Tel est le sens de cet amendement.
Dispositif
Rédiger ainsi cet article :
« Le cinquième alinéa de l’article 24 de la loi du 29 juillet 1881 sur la liberté de la presse est remplacé par trois alinéas ainsi rédigés :
« « Seront punis de la même peine ceux qui, par l’un des moyens énoncés en l’article 23, auront :
« « 1° Fait l’apologie des crimes visés au premier alinéa, des crimes de guerre, des crimes contre l’humanité, des crimes de réduction en esclavage ou d’exploitation d’une personne réduite en esclavage ou des crimes et délits de collaboration avec l’ennemi, y compris si ces crimes n’ont pas donné lieu à la condamnation de leurs auteurs ;
« « 2° Appelé publiquement, en méconnaissance du droit des peuples à disposer d’eux-mêmes et des buts et principes de la Charte des Nations Unies, à la destruction d’un État reconnu par la République française. » »
Art. ART. PREMIER
• 13/01/2026
DISCUTE
Exposé des motifs
Cet amendement du Groupe Socialistes et apparentés entend proposer une nouvelle rédaction générale de l'article 1er de ce texte afin d'assurer sa conformité à la Constitution.
Il s'agit plus précisément de suivre les recommandations formulées par le Conseil d'Etat dans son avis n°409619 rendu à l'occasion de la séance du jeudi 22 mai 2025.
Dans le cadre de cet avis, la Haute juridiction administrative estime que l'inclusion des "provocations indirectes" dans le champ du délit de provocation à des actes terroristes se heurte au principe de légalité des délits et serait la cause d'une insécurité juridique, aucun exemple n'étant donné d'expression qui justifierait cet élargissement du délit.

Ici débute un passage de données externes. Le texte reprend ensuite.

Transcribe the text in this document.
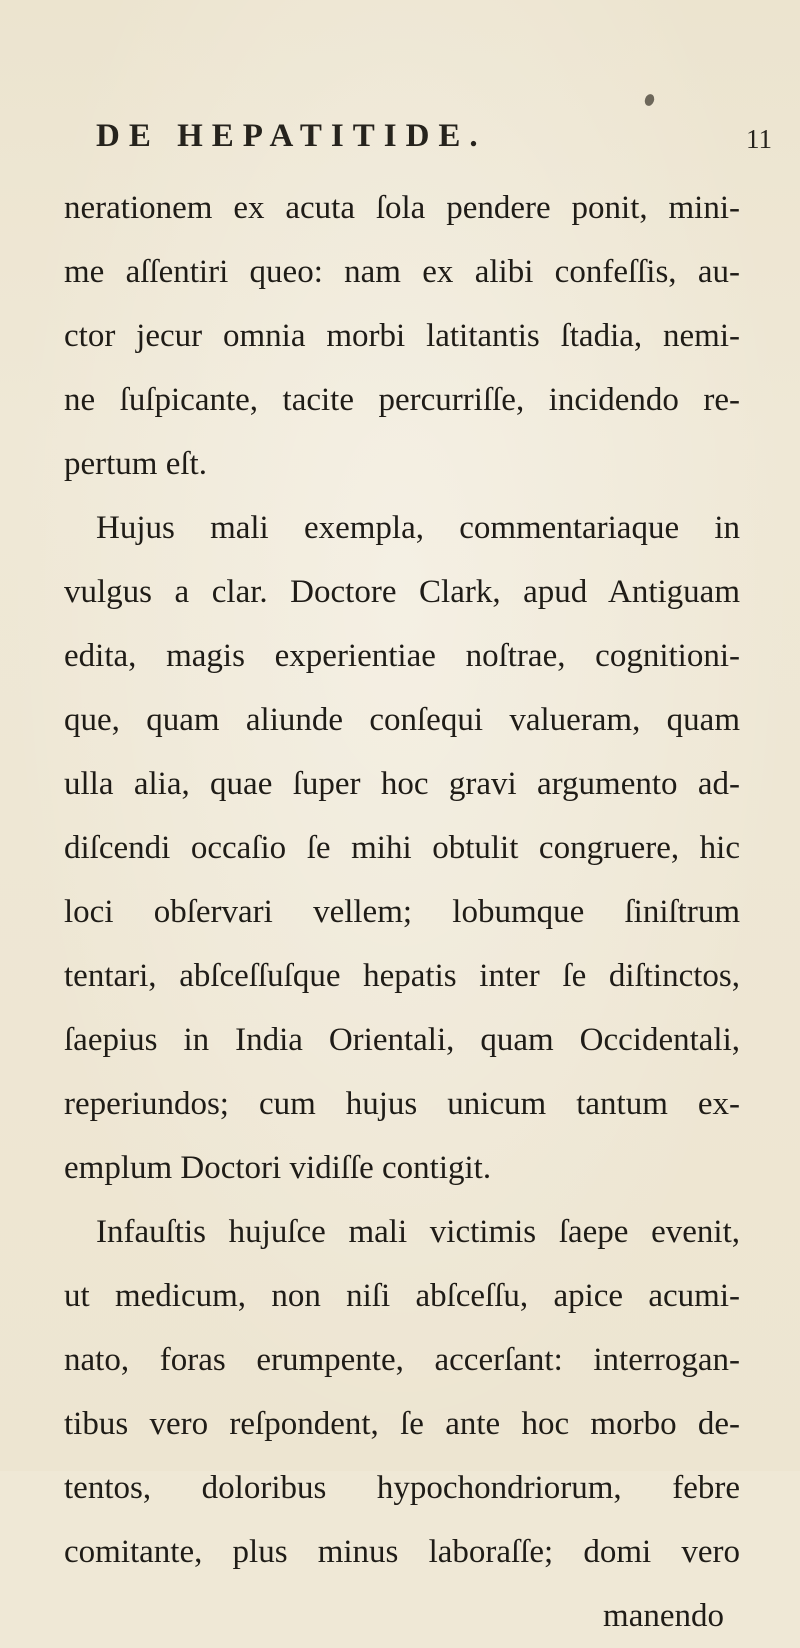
DE HEPATITIDE.	11
nerationem ex acuta ſola pendere ponit, mini-
me aſſentiri queo: nam ex alibi confeſſis, au-
ctor jecur omnia morbi latitantis ſtadia, nemi-
ne ſuſpicante, tacite percurriſſe, incidendo re-
pertum eſt.
Hujus mali exempla, commentariaque in
vulgus a clar. Doctore Clark, apud Antiguam
edita, magis experientiae noſtrae, cognitioni-
que, quam aliunde conſequi valueram, quam
ulla alia, quae ſuper hoc gravi argumento ad-
diſcendi occaſio ſe mihi obtulit congruere, hic
loci obſervari vellem; lobumque ſiniſtrum
tentari, abſceſſuſque hepatis inter ſe diſtinctos,
ſaepius in India Orientali, quam Occidentali,
reperiundos; cum hujus unicum tantum ex-
emplum Doctori vidiſſe contigit.
Infauſtis hujuſce mali victimis ſaepe evenit,
ut medicum, non niſi abſceſſu, apice acumi-
nato, foras erumpente, accerſant: interrogan-
tibus vero reſpondent, ſe ante hoc morbo de-
tentos, doloribus hypochondriorum, febre
comitante, plus minus laboraſſe; domi vero
manendo
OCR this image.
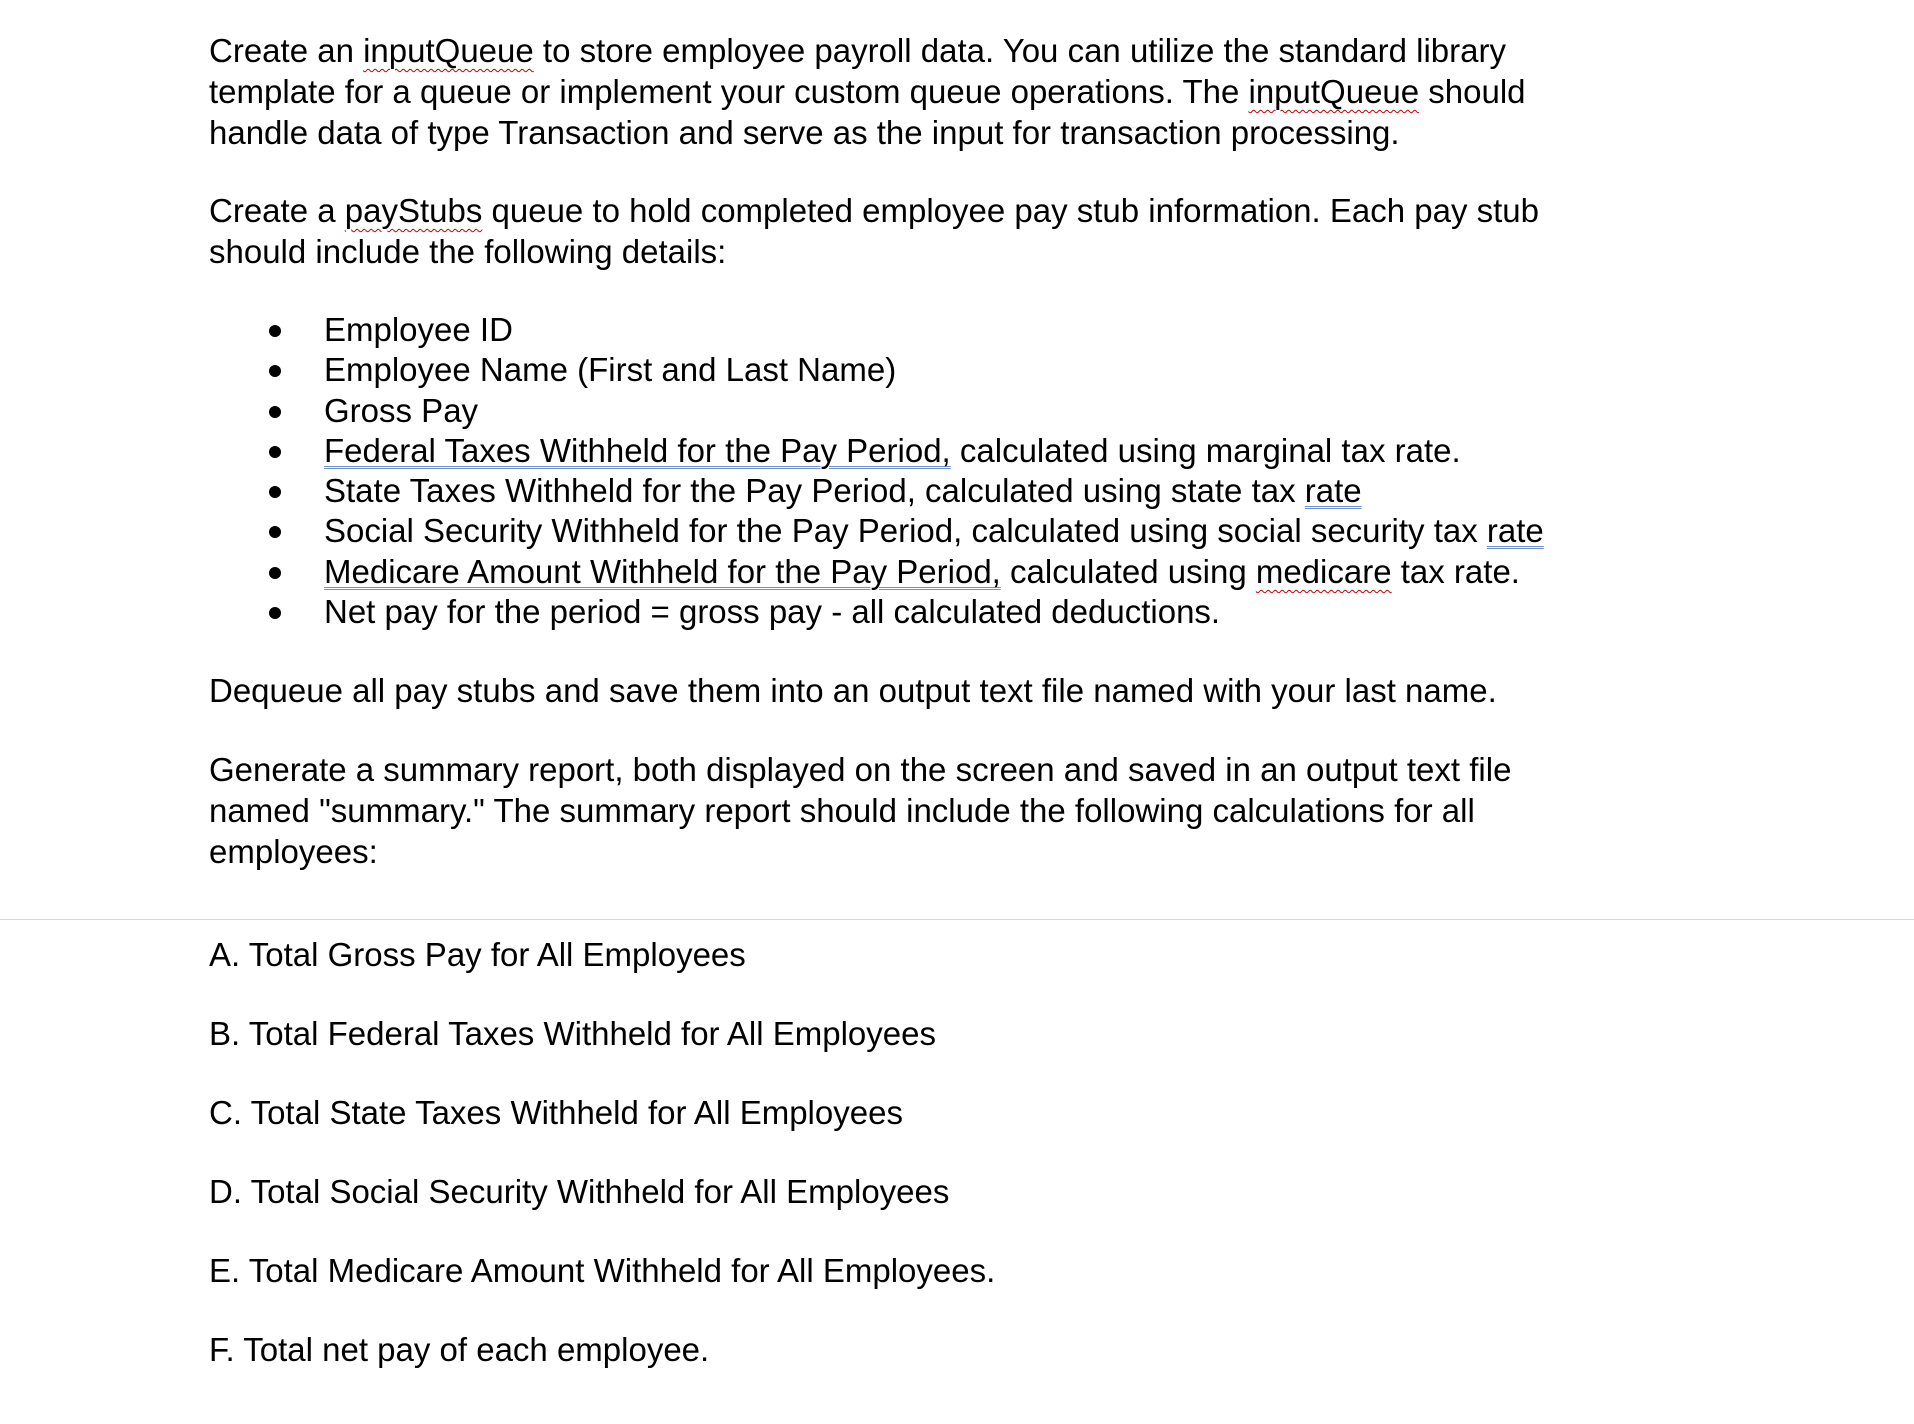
Create an inputQueue to store employee payroll data. You can utilize the standard library
template for a queue or implement your custom queue operations. The inputQueue should
handle data of type Transaction and serve as the input for transaction processing.
Create a payStubs queue to hold completed employee pay stub information. Each pay stub
should include the following details:
Employee ID
Employee Name (First and Last Name)
Gross Pay
Federal Taxes Withheld for the Pay Period, calculated using marginal tax rate.
State Taxes Withheld for the Pay Period, calculated using state tax rate
Social Security Withheld for the Pay Period, calculated using social security tax rate
Medicare Amount Withheld for the Pay Period, calculated using medicare tax rate.
Net pay for the period = gross pay - all calculated deductions.
Dequeue all pay stubs and save them into an output text file named with your last name.
Generate a summary report, both displayed on the screen and saved in an output text file
named "summary." The summary report should include the following calculations for all
employees:
A. Total Gross Pay for All Employees
B. Total Federal Taxes Withheld for All Employees
C. Total State Taxes Withheld for All Employees
D. Total Social Security Withheld for All Employees
E. Total Medicare Amount Withheld for All Employees.
F. Total net pay of each employee.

Toujours dans le cadre de cet avis, le CE estime que la prohibition des propos publics présentant des actes terroristes comme une légitime résistance ainsi que la prohibition des incitations publiques à porter un jugement favorable sur des actes terroristes résultent d'ores et déjà de la loi telle qu'elle est appliquée. Selon le Conseil d’Etat, il s’agirait donc de consacrer dans la loi une jurisprudence déjà établie mais loin de renforcer la force pédagogique de la loi, ces mesures la fragiliseraient.
Enfin, concernant la création d’un nouveau délit visant à réprimer tous les actes et tous les propos qui ont pour objet ou pour effet de banaliser, de minorer ou de relativiser les actes de terrorisme ou le danger représenté par les auteurs de ces actes, le CE explique : cette disposition « ne servira pas à atteindre l’objectif qu’il se fixe, dès lors qu’actuellement, ainsi qu’il est précisé au point 13, les actes et propos ainsi visés sont d’ores et déjà couverts par l’incrimination d’apologie du terrorisme plus fortement réprimée. ».
Aussi et dans le respect des objectifs poursuivis par les auteurs de ce texte, le CE propose t-il une nouvelle rédaction de l'article 421-2-5 du code pénal : « Le fait de provoquer directement, même implicitement, à des actes de terrorisme, ou de faire publiquement l'apologie de ces actes ou de leurs auteurs, y compris, en cas d’apologie, en minorant ou banalisant les actes de façon outrancière, est puni de cinq ans d'emprisonnement et de 75 000 € d'amende. ». »
Tel est le sens de cet amendement.
Dispositif
Rédiger ainsi cet article :
« Le premier alinéa de l’article 421‑2-5 du code pénal est ainsi modifié :
« 1° Après le mot : « directement », sont insérés les mots : « , même implicitement, » ;
« 2° Après la seconde occurrence du mot : « actes », sont insérés les mots : « ou de leurs auteurs, y compris, en cas d’apologie, en minorant ou banalisant les actes de façon outrancière, ».